Du fait d’une mesure nationale d’application

La situation est alors différente: l’Etat membre est partie à la Convention et la compétence ratione personae est établie à son égard. La Cour EDH considère que, dans une telle hypothèse, l’Etat n’agit pas en tant qu’organe de la Communauté.

Or il ne serait pas satisfaisant qu’un Etat membre de l’UE puisse échapper à la mise en jeu de sa responsabilité pour violation des obligations nées de la Convention, du simple fait du transfert de pouvoir à une organisation internationale. Dans l’arrêt du 10 juin 1958 X. c/ RFA, ce principe se trouvait clairement posé: “Si un Etat assume des obligations contractuelles et conclut par la suite un autre accord international qui ne lui permet plus de s’acquitter des obligations qu’il a par le premier traité, il encourt une responsabilité pour toute atteinte portée de ce fait aux obligations qu’il assumait en vertu du traité antérieur”.

Mais il est clair par ailleurs, que la responsabilité d’un Etat ne peut être engagée que lorsqu’un acte relève de son contrôle souverain. Par exemple, si un acte exigeant l’unanimité de plusieurs Etats n’est pas adopté, on ne peut en imputer la responsabilité à l’un d’eux, comme ce fut le cas dans l’affaire Hess, où l’épouse de Rudolf Hess avait formé un recours contre le Royaume-Uni, alors que la décision de maintien en prison ou de mise en liberté de Rudolf Hess devait être prise à l’unanimité de quatre pays. La décision relève que, “dans la mesure où la souveraineté de l’Etat se trouve limitée, c’est-à-dire où l’Etat ne peut agir librement et indépendamment, la responsabilité de l’Etat se trouve aussi limitée”[7].

Pour l’instant, la doctrine s’accorde à considérer que, depuis l’arrêt Matthews[8], la responsabilité d’un Etat membre peut être mise en jeu devant la Cour EDH.
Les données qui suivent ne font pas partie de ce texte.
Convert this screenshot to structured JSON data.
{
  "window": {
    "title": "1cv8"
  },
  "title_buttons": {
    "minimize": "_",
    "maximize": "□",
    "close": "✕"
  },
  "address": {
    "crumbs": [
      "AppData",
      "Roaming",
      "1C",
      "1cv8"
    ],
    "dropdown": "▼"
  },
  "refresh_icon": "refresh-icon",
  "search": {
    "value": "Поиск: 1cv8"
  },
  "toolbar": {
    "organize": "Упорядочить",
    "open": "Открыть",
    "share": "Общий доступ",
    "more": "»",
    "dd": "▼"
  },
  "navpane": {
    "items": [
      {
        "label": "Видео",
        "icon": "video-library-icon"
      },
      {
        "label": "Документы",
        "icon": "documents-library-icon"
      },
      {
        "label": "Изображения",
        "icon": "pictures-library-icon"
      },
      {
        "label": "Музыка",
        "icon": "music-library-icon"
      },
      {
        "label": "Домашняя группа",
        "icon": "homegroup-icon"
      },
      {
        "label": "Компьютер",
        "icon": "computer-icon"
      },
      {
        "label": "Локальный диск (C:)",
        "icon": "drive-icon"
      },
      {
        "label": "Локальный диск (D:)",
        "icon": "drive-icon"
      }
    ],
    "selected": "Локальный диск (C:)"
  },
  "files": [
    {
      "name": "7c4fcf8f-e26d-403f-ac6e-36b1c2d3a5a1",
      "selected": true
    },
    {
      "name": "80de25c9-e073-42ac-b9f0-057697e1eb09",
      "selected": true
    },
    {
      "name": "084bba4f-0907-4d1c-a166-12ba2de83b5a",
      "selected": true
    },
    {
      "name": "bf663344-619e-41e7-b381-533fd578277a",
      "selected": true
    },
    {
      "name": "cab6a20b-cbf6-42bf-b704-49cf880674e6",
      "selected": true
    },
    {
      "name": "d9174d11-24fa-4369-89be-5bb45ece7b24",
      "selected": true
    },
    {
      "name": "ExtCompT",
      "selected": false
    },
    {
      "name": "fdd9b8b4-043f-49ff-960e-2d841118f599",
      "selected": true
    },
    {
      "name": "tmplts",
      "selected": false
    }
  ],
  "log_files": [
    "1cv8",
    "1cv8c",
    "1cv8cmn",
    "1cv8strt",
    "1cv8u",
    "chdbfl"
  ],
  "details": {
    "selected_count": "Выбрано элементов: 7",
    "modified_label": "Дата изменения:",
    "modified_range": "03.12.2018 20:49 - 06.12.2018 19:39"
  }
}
Dans cet arrêt, après avoir précisé que les actes de la Communauté européenne ne sont pas attaquables devant la Cour EDH, du fait que la Communauté européenne n’est pas partie à la Convention, la Cour poursuit ainsi: “La Convention n’exclut pas le transfert de compétence à des organisations internationales, pourvu que les droits garantis par la Convention continuent d’être “reconnus”. Pareil transfert ne fait donc pas disparaître la responsabilité des Etats membres”[9]. On peut en conclure, comme le fait Joël Adriantsimbazovina, que, “rapportée à l’article 1er de la Convention relative à la “juridiction” de la Cour, cette jurisprudence permet à la Cour de retenir sa compétence ratione personae pour tout litige concernant le transfert de compétences à une organisation internationale par les Etats adhérents. Ceux-ci ne sauraient échapper à leurs responsabilités au regard de la Convention pour ces compétences transférées”[10].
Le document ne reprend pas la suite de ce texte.